Anyway, as you may know, I’ve been off the air since Monday’s show (Jan. 7). I was feeling kind of achy-breaky that day, but attributed it to strenuous physical activity over the weekend. Yard work, get your mind out of the gutter.
Leaving work I was feeling worse by the minute. You’ll laugh at what I did next, but south Texans might—might—get it.
Since I’d been eating light since the holidays, I thought maybe my body was signaling for some serious groceries.
So, I pulled into Whataburger and had a patty melt. A medicinal one, you understand. Those things are better than filet mignon, to me.
Turns out, I misread that signal. Although, a patty melt can’t hurt, right?
It was straight into bed for about the greatest walloping any illness ever gave me. I had mono in 1993, but this concentrated more misery into a shorter span of time, I have to say. For the record, I don’t recommend flu or mono.
Everyone has been very nice. I’ve had more offers of help than I ever expected. You could float an aircraft carrier in all the chicken soup I was offered.

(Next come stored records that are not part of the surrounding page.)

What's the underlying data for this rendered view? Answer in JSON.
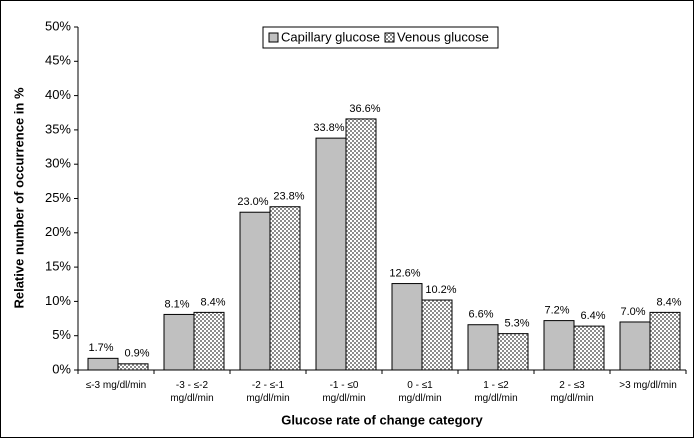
{
  "chart_data": {
    "type": "bar",
    "x_label": "Glucose rate of change category",
    "y_label": "Relative number of occurrence in %",
    "categories": [
      "≤-3 mg/dl/min",
      "-3 - ≤-2\nmg/dl/min",
      "-2 - ≤-1\nmg/dl/min",
      "-1 - ≤0\nmg/dl/min",
      "0 - ≤1\nmg/dl/min",
      "1 - ≤2\nmg/dl/min",
      "2 - ≤3\nmg/dl/min",
      ">3 mg/dl/min"
    ],
    "series": [
      {
        "name": "Capillary glucose",
        "color": "#c0c0c0",
        "values": [
          1.7,
          8.1,
          23.0,
          33.8,
          12.6,
          6.6,
          7.2,
          7.0
        ],
        "value_labels": [
          "1.7%",
          "8.1%",
          "23.0%",
          "33.8%",
          "12.6%",
          "6.6%",
          "7.2%",
          "7.0%"
        ]
      },
      {
        "name": "Venous glucose",
        "color": "#8c8c8c",
        "values": [
          0.9,
          8.4,
          23.8,
          36.6,
          10.2,
          5.3,
          6.4,
          8.4
        ],
        "value_labels": [
          "0.9%",
          "8.4%",
          "23.8%",
          "36.6%",
          "10.2%",
          "5.3%",
          "6.4%",
          "8.4%"
        ]
      }
    ],
    "ylim": [
      0,
      50
    ],
    "yticks": [
      {
        "value": 0,
        "label": "0%"
      },
      {
        "value": 5,
        "label": "5%"
      },
      {
        "value": 10,
        "label": "10%"
      },
      {
        "value": 15,
        "label": "15%"
      },
      {
        "value": 20,
        "label": "20%"
      },
      {
        "value": 25,
        "label": "25%"
      },
      {
        "value": 30,
        "label": "30%"
      },
      {
        "value": 35,
        "label": "35%"
      },
      {
        "value": 40,
        "label": "40%"
      },
      {
        "value": 45,
        "label": "45%"
      },
      {
        "value": 50,
        "label": "50%"
      }
    ],
    "legend": "top"
  }
}
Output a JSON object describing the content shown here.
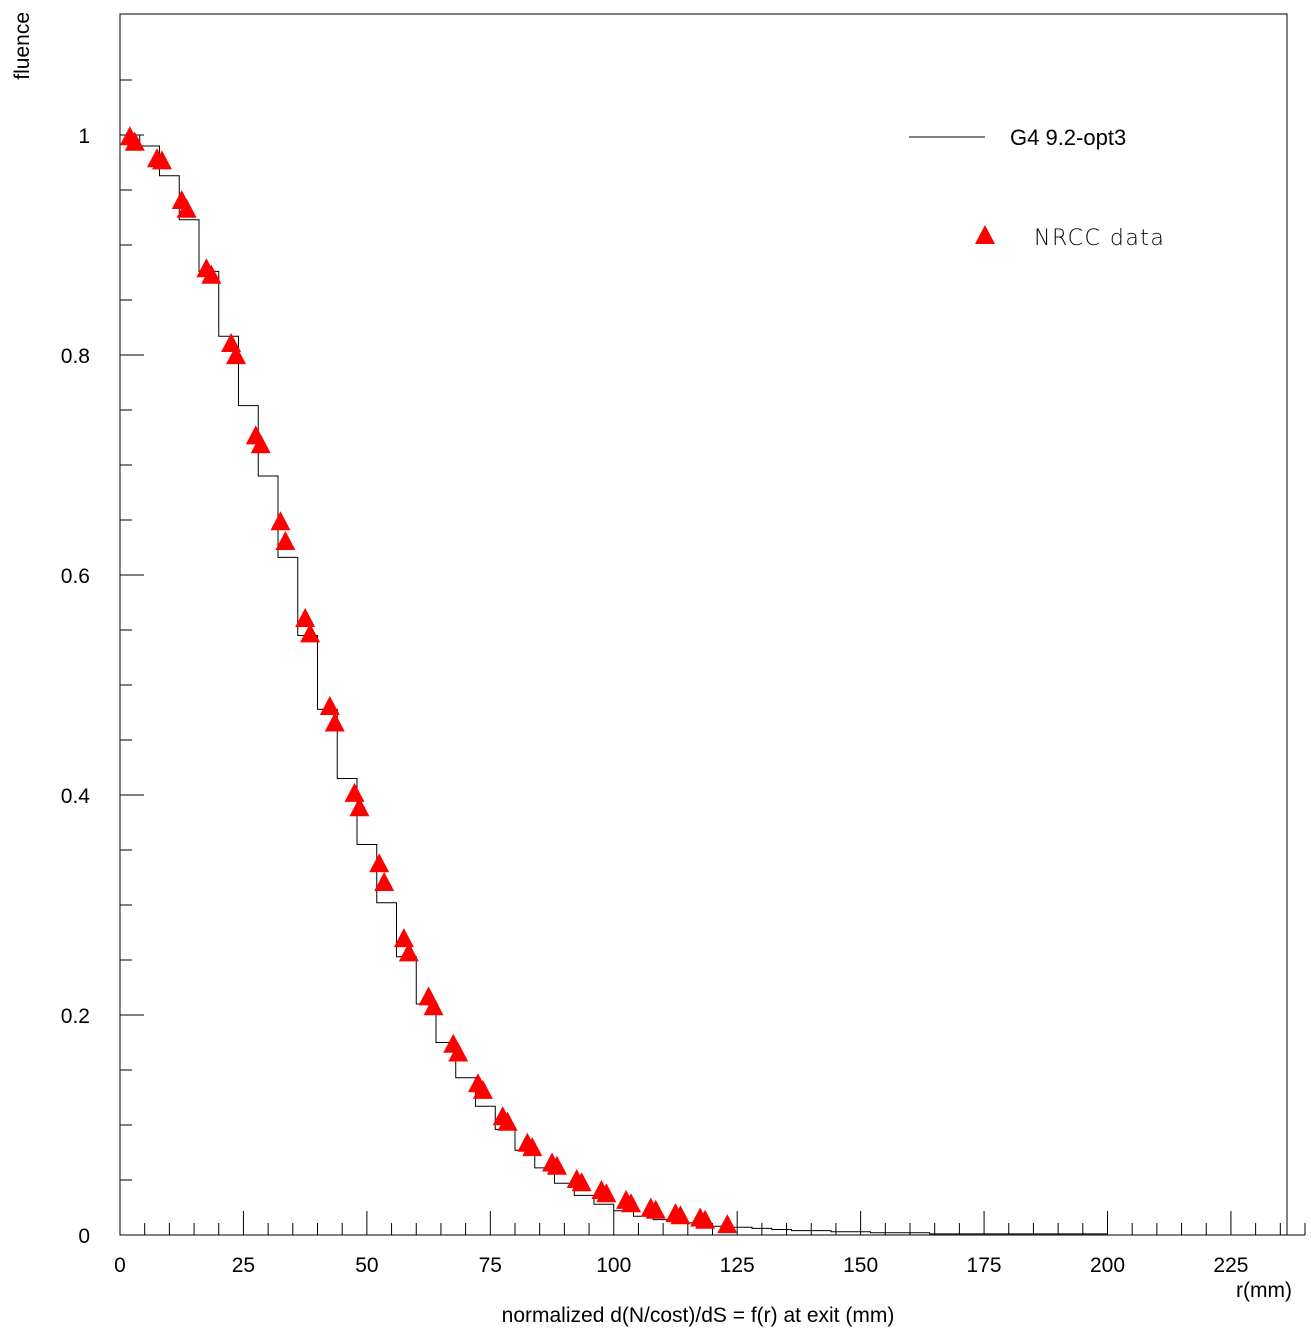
{
  "chart_data": {
    "type": "line",
    "xlabel": "normalized d(N/cost)/dS = f(r) at exit (mm)",
    "xlabel_end": "r(mm)",
    "ylabel": "fluence",
    "xlim": [
      0,
      240
    ],
    "ylim": [
      0,
      1.1
    ],
    "x_ticks": [
      0,
      25,
      50,
      75,
      100,
      125,
      150,
      175,
      200,
      225
    ],
    "y_ticks": [
      0,
      0.2,
      0.4,
      0.6,
      0.8,
      1
    ],
    "y_tick_labels": [
      "0",
      "0.2",
      "0.4",
      "0.6",
      "0.8",
      "1"
    ],
    "grid": false,
    "legend_position": "top-right",
    "colors": {
      "sim_line": "#000000",
      "data_marker": "#ff0000"
    },
    "series": [
      {
        "name": "G4 9.2-opt3",
        "kind": "step-histogram",
        "bin_width": 4,
        "x": [
          0,
          4,
          8,
          12,
          16,
          20,
          24,
          28,
          32,
          36,
          40,
          44,
          48,
          52,
          56,
          60,
          64,
          68,
          72,
          76,
          80,
          84,
          88,
          92,
          96,
          100,
          104,
          108,
          112,
          116,
          120,
          124,
          128,
          132,
          136,
          140,
          144,
          148,
          152,
          156,
          160,
          164,
          168,
          172,
          176,
          180,
          184,
          188,
          192,
          196,
          200,
          204,
          208,
          212,
          216,
          220,
          224,
          228,
          232,
          236
        ],
        "values": [
          1.0,
          0.99,
          0.963,
          0.923,
          0.876,
          0.817,
          0.754,
          0.69,
          0.616,
          0.545,
          0.478,
          0.415,
          0.355,
          0.302,
          0.253,
          0.21,
          0.175,
          0.143,
          0.117,
          0.096,
          0.077,
          0.061,
          0.047,
          0.036,
          0.028,
          0.022,
          0.017,
          0.014,
          0.011,
          0.009,
          0.008,
          0.007,
          0.006,
          0.005,
          0.004,
          0.004,
          0.003,
          0.003,
          0.002,
          0.002,
          0.002,
          0.001,
          0.001,
          0.001,
          0.001,
          0.001,
          0.001,
          0.001,
          0.001,
          0.001,
          0.0,
          0.0,
          0.0,
          0.0,
          0.0,
          0.0,
          0.0,
          0.0,
          0.0,
          0.0
        ]
      },
      {
        "name": "NRCC data",
        "kind": "scatter",
        "marker": "triangle",
        "points": [
          [
            2,
            0.998
          ],
          [
            3,
            0.993
          ],
          [
            7.5,
            0.978
          ],
          [
            8.5,
            0.976
          ],
          [
            12.5,
            0.94
          ],
          [
            13.5,
            0.932
          ],
          [
            17.5,
            0.878
          ],
          [
            18.5,
            0.872
          ],
          [
            22.5,
            0.81
          ],
          [
            23.5,
            0.799
          ],
          [
            27.5,
            0.726
          ],
          [
            28.5,
            0.718
          ],
          [
            32.5,
            0.648
          ],
          [
            33.5,
            0.63
          ],
          [
            37.5,
            0.56
          ],
          [
            38.5,
            0.546
          ],
          [
            42.5,
            0.48
          ],
          [
            43.5,
            0.465
          ],
          [
            47.5,
            0.401
          ],
          [
            48.5,
            0.388
          ],
          [
            52.5,
            0.337
          ],
          [
            53.5,
            0.32
          ],
          [
            57.5,
            0.269
          ],
          [
            58.5,
            0.256
          ],
          [
            62.5,
            0.216
          ],
          [
            63.5,
            0.207
          ],
          [
            67.5,
            0.173
          ],
          [
            68.5,
            0.165
          ],
          [
            72.5,
            0.137
          ],
          [
            73.5,
            0.131
          ],
          [
            77.5,
            0.107
          ],
          [
            78.5,
            0.102
          ],
          [
            82.5,
            0.083
          ],
          [
            83.5,
            0.079
          ],
          [
            87.5,
            0.065
          ],
          [
            88.5,
            0.062
          ],
          [
            92.5,
            0.05
          ],
          [
            93.5,
            0.047
          ],
          [
            97.5,
            0.04
          ],
          [
            98.5,
            0.037
          ],
          [
            102.5,
            0.031
          ],
          [
            103.5,
            0.028
          ],
          [
            107.5,
            0.024
          ],
          [
            108.5,
            0.022
          ],
          [
            112.5,
            0.019
          ],
          [
            113.5,
            0.017
          ],
          [
            117.5,
            0.015
          ],
          [
            118.5,
            0.013
          ],
          [
            123,
            0.009
          ]
        ]
      }
    ]
  }
}
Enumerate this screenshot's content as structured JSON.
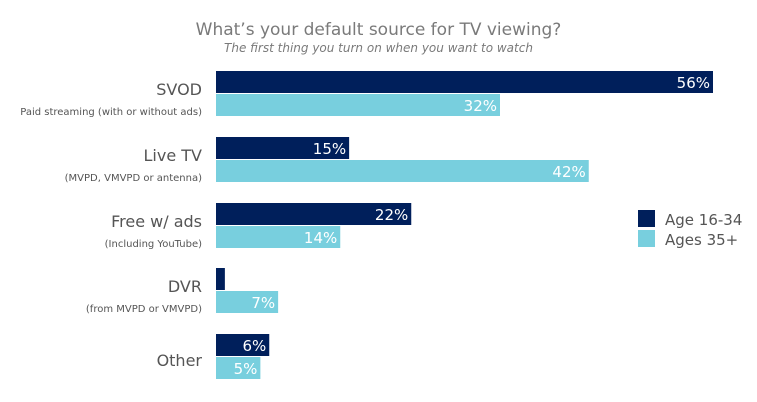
{
  "chart_data": {
    "type": "bar",
    "orientation": "horizontal",
    "title": "What’s your default source for TV viewing?",
    "subtitle": "The first thing you turn on when you want to watch",
    "categories": [
      {
        "label": "SVOD",
        "sublabel": "Paid streaming (with or without ads)"
      },
      {
        "label": "Live TV",
        "sublabel": "(MVPD, VMVPD or antenna)"
      },
      {
        "label": "Free w/ ads",
        "sublabel": "(Including YouTube)"
      },
      {
        "label": "DVR",
        "sublabel": "(from MVPD or VMVPD)"
      },
      {
        "label": "Other",
        "sublabel": ""
      }
    ],
    "series": [
      {
        "name": "Age 16-34",
        "color": "#001f5b",
        "values": [
          56,
          15,
          22,
          1,
          6
        ],
        "labels": [
          "56%",
          "15%",
          "22%",
          "",
          "6%"
        ]
      },
      {
        "name": "Ages 35+",
        "color": "#78cfde",
        "values": [
          32,
          42,
          14,
          7,
          5
        ],
        "labels": [
          "32%",
          "42%",
          "14%",
          "7%",
          "5%"
        ]
      }
    ],
    "xlabel": "",
    "ylabel": "",
    "xlim": [
      0,
      56
    ],
    "grid": false,
    "legend": "right"
  }
}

And what can you say about coworkers like Trey and Sean, taking time from their families and working extra hours to cover me. You probably get tired of hearing this, but this group of people on-the-air—and behind the scenes—at KTSA are the nicest, most familial colleagues I’ve known in about 34 years in radio, spread out over maybe a baker’s dozen stations. The other people were nice too, but the support you get and give one another here speaks volumes. Which is saying something about people who literally speak volumes.
So, as I write this, I’m getting stronger and will be back on the air Monday the 14th. Hopefully the wall will be built by then and we can talk about something else. No?
Just for the fun of it, flu shots are only effective for the anticipated strain(s) that flu season. I always get one. Somehow, without traveling somewhere exotic, I picked up a “variant” for which there’s no vaccine or treatment. They tell me it happens a lot.
What worked for me: lovely coworkers and friends, sleep, chicken soup, and maybe a slight jump start toward recovery from a Whataburger patty melt.